100% Whole Wheat Nut & Seed Bread – adapted from King Arthur Flour
  • 1 1/3 cups (10 5/8 ounces) lukewarm water
  • 3 tablespoons (1 1/4 ounces) coconut oil
  • 5 tablespoons (3 3/4 ounces) honey, molasses or maple syrup
  • 4 cups (16 ounces) King Arthur Premium Whole Wheat Flour or 100% White Whole Wheat flour
  • 1 tablespoon King Arthur Whole-Grain Bread Improver, optional (*I used vital wheat gluten)
  • 1/4 cup (1 1/4 ounces) sunflower seeds, chopped*
  • 1/4 cup (1 ounce) walnuts, chopped*
  • 1 1/2 teaspoons salt
  • 2 1/2 teaspoons instant yeast

*A quick whirl in the food processor does the job nicely.

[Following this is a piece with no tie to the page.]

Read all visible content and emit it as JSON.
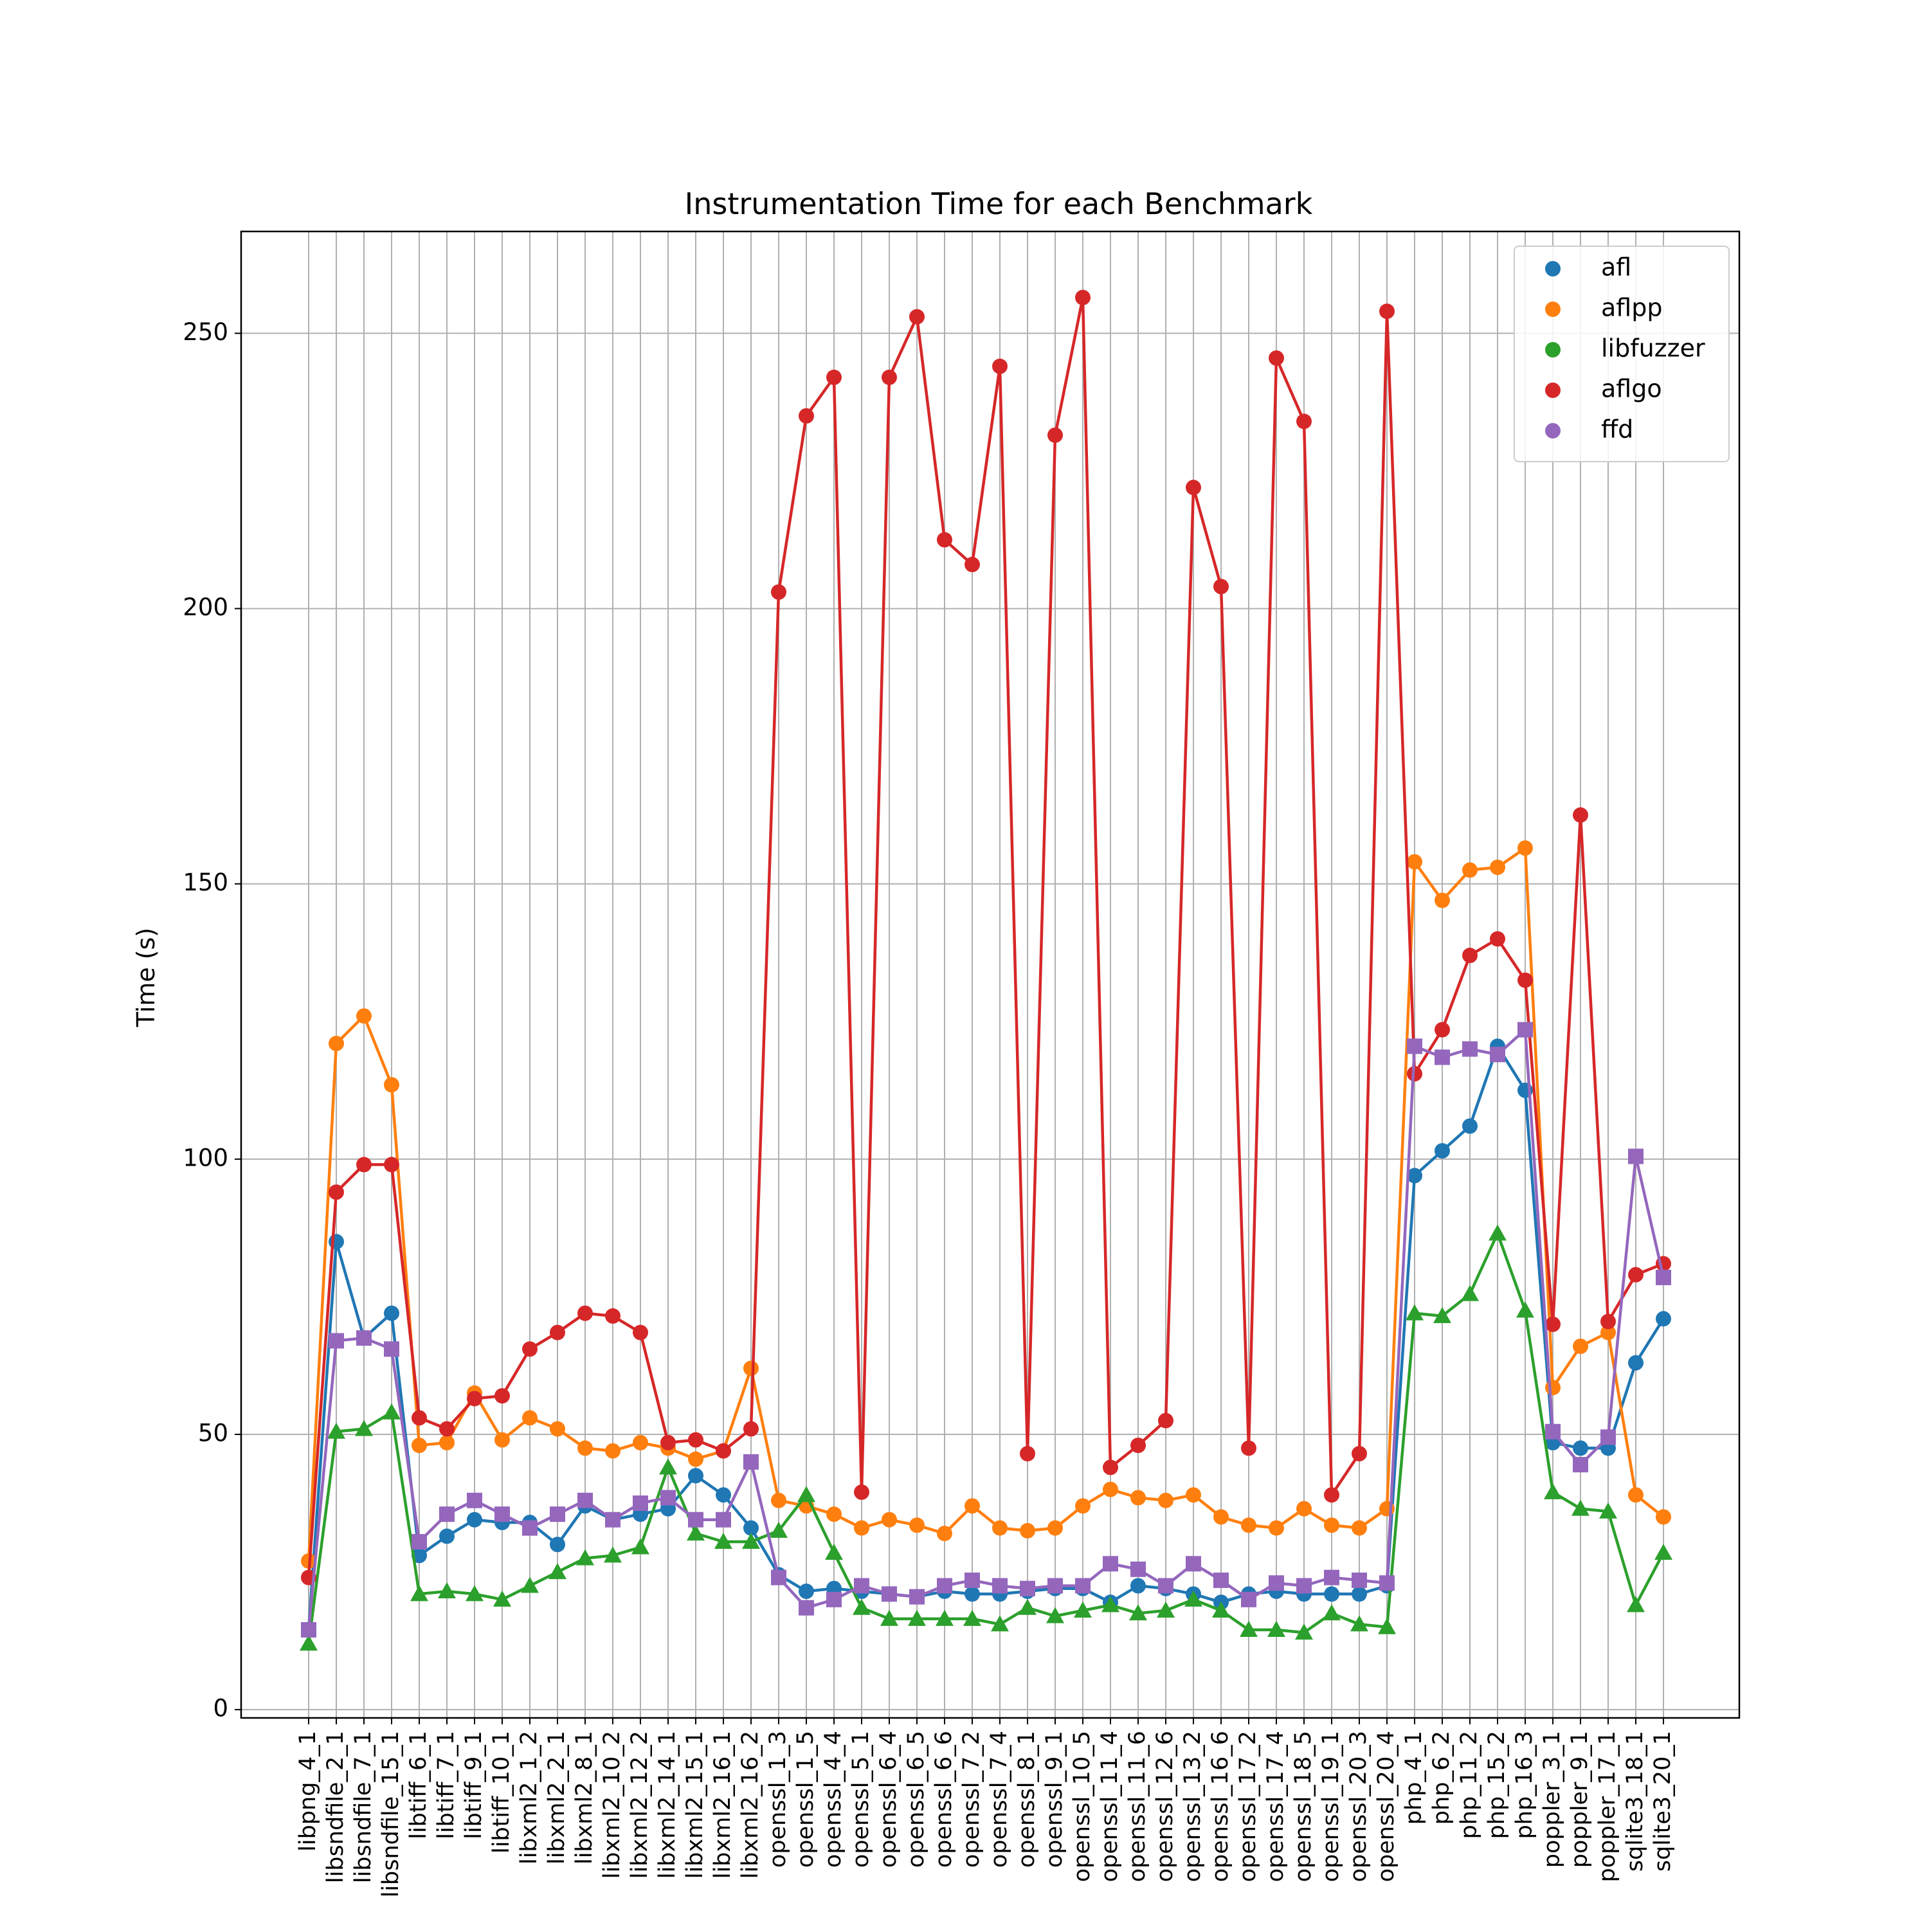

To prepare the dough: Combine all of the ingredients, and mix them till you have a shaggy dough. Let the dough rest, covered, for 20 minutes, then knead till fairly smooth. Allow the dough to rise, covered, for about 2 hours, or until it’s puffy and nearly doubled in bulk.

Gently deflate the dough, shape it into a log, and place it in a lightly greased 8 1/2″ x 4 1/2″ bread pan. Cover the pan with lightly greased plastic wrap (or a clear shower cap), and allow it to rise for about 2 hours, till it’s crowned about 1″ to 2″ over the rim of the pan.

Bake the bread in a preheated 350°F oven for 40 to 45 minutes, tenting it lightly with aluminum foil for the final 20 minutes of baking. Yield: 1 loaf.